Ils sont littéralement dans des grottes et n'utilisent pas de courrier électronique.
Le cadre révisé a été renvoyé à Téhéran pour examen, les officiels estimant qu'il pourrait falloir environ trois jours pour que l'Iran réponde. Le responsable a ajouté que le calendrier reste incertain : « Nous sommes prêts à attendre pour que le président obtienne ce qu'il demande. Cela pourrait prendre une semaine. Moins. Plus. »
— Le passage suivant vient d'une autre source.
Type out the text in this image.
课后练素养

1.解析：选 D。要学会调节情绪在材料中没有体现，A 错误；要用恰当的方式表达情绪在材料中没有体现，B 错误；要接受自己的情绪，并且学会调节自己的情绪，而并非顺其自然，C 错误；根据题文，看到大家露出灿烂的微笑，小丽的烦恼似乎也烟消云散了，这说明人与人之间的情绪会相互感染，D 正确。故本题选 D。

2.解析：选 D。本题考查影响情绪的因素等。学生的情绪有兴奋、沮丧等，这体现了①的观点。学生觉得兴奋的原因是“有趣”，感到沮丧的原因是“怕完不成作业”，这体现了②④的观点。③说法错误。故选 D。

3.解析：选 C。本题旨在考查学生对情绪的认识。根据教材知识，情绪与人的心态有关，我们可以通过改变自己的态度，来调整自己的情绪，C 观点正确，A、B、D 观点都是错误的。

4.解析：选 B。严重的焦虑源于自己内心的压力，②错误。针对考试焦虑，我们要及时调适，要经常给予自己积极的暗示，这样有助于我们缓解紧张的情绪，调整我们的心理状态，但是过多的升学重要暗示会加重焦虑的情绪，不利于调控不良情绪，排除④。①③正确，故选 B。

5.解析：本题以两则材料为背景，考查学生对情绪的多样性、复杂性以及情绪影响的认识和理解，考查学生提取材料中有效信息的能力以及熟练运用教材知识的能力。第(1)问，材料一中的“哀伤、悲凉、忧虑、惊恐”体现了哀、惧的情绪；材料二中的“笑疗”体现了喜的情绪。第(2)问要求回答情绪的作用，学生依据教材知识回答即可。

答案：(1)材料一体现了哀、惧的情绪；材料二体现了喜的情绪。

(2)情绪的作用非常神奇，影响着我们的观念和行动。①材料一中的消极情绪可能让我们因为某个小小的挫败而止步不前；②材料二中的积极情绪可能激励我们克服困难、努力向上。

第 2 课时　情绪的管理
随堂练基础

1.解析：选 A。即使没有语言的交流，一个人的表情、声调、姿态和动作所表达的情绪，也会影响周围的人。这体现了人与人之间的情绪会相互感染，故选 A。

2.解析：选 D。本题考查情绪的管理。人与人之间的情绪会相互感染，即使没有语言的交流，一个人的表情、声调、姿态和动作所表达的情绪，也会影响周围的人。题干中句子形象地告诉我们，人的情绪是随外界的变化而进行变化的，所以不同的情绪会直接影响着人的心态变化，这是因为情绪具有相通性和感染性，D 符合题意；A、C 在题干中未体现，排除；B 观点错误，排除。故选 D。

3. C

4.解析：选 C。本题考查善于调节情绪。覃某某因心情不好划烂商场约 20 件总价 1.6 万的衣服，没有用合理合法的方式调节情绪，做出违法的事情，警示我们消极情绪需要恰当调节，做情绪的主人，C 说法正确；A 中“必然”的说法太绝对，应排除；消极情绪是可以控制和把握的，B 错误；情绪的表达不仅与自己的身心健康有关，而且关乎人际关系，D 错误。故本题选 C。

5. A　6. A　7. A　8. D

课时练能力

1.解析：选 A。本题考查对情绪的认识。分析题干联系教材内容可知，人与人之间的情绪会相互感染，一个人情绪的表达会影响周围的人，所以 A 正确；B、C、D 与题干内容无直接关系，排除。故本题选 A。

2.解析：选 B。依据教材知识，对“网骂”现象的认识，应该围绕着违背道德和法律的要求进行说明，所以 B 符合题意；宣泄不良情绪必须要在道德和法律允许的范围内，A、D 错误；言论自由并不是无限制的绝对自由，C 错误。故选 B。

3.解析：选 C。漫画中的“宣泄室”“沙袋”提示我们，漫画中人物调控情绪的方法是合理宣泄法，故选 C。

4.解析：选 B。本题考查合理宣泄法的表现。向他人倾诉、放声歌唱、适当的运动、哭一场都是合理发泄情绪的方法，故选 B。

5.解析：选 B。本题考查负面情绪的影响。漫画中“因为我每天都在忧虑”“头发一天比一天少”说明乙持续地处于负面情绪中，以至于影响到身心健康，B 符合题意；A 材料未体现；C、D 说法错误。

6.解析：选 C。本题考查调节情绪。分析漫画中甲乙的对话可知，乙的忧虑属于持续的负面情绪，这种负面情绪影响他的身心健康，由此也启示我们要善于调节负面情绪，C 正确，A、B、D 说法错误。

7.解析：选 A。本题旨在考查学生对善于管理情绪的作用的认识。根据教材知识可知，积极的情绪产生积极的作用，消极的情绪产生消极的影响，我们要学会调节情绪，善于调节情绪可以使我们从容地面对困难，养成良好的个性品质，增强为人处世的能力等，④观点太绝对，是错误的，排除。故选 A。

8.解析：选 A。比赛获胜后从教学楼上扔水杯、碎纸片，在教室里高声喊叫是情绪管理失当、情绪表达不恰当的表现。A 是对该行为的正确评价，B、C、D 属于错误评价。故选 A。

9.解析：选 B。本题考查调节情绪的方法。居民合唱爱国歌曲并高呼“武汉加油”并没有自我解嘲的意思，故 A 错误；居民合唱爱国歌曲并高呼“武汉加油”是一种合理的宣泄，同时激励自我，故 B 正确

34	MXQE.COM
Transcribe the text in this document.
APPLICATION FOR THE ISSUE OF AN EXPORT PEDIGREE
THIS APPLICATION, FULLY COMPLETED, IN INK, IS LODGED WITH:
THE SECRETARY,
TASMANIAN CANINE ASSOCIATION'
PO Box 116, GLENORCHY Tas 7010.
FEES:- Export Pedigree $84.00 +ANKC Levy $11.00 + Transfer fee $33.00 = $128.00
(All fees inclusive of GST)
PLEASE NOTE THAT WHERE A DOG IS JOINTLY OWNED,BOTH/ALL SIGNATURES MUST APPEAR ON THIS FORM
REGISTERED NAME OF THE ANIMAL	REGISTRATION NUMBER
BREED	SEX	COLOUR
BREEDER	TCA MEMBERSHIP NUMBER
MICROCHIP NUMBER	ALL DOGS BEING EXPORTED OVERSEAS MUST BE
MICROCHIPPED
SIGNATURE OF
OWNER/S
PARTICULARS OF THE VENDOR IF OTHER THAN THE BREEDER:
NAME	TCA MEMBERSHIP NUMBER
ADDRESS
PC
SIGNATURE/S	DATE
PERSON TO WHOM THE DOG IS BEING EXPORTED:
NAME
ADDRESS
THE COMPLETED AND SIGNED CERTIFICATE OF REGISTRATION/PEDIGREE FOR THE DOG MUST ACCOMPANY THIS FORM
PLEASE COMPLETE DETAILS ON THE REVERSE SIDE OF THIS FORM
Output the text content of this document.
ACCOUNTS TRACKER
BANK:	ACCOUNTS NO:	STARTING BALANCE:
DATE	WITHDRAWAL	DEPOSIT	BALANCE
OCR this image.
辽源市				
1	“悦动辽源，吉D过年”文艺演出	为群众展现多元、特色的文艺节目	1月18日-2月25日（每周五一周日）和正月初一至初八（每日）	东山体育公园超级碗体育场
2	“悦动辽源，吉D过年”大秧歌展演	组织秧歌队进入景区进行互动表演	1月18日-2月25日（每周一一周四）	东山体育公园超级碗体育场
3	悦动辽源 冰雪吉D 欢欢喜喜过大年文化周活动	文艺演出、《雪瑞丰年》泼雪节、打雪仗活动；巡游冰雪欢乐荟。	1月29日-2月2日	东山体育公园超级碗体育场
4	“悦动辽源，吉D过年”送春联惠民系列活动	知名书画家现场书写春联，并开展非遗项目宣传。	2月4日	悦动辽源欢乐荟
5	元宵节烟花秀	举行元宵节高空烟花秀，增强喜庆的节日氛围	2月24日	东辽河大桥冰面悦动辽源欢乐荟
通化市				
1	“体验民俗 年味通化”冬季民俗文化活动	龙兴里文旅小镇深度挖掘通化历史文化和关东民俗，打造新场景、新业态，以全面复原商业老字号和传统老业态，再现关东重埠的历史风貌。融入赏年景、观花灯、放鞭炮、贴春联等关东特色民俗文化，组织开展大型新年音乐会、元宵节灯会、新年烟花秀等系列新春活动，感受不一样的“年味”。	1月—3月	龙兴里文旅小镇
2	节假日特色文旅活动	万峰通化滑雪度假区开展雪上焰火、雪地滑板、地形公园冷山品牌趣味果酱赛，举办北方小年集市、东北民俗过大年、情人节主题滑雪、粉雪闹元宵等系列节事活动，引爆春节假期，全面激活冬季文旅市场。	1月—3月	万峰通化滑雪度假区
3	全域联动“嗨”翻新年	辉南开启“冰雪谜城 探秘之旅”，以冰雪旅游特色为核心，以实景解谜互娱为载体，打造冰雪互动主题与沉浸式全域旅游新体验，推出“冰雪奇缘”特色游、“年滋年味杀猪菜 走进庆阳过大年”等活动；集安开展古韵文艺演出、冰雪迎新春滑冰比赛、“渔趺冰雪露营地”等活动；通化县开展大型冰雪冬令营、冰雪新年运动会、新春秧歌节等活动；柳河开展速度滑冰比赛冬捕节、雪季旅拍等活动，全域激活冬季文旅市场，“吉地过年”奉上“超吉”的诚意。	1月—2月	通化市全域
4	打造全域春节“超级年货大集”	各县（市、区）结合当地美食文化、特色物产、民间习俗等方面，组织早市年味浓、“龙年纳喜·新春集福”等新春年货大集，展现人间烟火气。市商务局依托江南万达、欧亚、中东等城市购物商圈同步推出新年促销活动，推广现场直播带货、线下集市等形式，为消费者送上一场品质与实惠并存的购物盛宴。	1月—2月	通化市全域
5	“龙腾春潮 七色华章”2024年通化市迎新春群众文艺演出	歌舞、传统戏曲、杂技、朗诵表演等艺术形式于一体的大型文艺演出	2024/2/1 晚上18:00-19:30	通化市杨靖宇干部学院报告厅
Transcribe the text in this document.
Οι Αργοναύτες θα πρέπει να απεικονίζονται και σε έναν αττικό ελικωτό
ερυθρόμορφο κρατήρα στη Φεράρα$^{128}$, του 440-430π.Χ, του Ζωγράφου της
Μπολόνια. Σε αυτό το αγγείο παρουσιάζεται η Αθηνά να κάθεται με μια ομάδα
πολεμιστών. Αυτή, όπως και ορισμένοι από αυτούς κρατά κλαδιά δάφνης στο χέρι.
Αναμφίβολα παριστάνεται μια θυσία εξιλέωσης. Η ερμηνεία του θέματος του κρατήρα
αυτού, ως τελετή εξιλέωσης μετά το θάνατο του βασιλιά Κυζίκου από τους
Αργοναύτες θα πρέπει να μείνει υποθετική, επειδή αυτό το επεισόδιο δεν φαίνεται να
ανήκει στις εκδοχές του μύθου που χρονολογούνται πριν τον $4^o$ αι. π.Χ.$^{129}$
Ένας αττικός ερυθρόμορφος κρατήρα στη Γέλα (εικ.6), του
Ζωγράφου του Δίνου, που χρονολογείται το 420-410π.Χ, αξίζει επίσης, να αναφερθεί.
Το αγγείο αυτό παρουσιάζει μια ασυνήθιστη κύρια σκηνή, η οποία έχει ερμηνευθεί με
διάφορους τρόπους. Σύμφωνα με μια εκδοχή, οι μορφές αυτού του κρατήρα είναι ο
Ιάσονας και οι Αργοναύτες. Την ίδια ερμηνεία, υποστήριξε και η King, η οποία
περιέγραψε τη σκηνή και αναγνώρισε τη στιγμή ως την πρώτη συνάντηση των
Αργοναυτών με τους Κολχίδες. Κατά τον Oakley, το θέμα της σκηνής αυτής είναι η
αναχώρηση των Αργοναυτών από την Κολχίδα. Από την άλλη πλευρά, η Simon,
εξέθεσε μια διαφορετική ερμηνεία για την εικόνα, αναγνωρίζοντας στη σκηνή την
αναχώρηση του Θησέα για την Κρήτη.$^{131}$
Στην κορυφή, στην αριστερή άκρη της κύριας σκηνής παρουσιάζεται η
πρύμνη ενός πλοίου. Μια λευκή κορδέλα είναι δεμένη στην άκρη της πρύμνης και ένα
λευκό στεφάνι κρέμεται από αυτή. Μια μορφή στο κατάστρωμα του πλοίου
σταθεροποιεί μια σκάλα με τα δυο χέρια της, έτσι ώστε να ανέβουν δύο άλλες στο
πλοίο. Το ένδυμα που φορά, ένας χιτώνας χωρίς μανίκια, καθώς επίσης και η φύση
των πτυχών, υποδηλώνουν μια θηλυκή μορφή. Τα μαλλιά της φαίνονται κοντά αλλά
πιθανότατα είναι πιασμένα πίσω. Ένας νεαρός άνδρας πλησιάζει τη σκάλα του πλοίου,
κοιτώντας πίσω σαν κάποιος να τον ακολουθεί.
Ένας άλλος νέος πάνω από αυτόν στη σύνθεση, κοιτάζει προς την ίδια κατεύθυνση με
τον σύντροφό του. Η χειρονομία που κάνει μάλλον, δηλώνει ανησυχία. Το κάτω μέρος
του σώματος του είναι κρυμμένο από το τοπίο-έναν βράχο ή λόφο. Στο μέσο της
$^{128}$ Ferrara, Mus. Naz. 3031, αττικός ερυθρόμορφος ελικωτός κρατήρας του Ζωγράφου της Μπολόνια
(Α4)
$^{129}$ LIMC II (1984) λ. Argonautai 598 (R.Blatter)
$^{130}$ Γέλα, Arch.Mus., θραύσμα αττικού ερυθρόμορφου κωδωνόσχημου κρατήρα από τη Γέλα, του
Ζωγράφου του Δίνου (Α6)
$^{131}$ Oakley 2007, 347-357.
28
La structure de l'accord proposé
Le projet d'accord, décrit comme un « mémorandum d'entente », établirait une période de 60 jours après la signature pendant laquelle les parties négocieraient les engagements nucléaires de l'Iran et la levée des sanctions internationales. Le premier point à l'ordre du jour serait la gestion des réserves d'uranium enrichi de l'Iran et l'imposition de limites aux futurs processus d'enrichissement. Les priorités de Trump pour tout accord incluent que l'Iran accepte de ne jamais développer d'armes nucléaires et la réouverture du détroit d'Ormuz, par lequel transitaient environ 20 % de l'approvisionnement mondial en pétrole avant la guerre.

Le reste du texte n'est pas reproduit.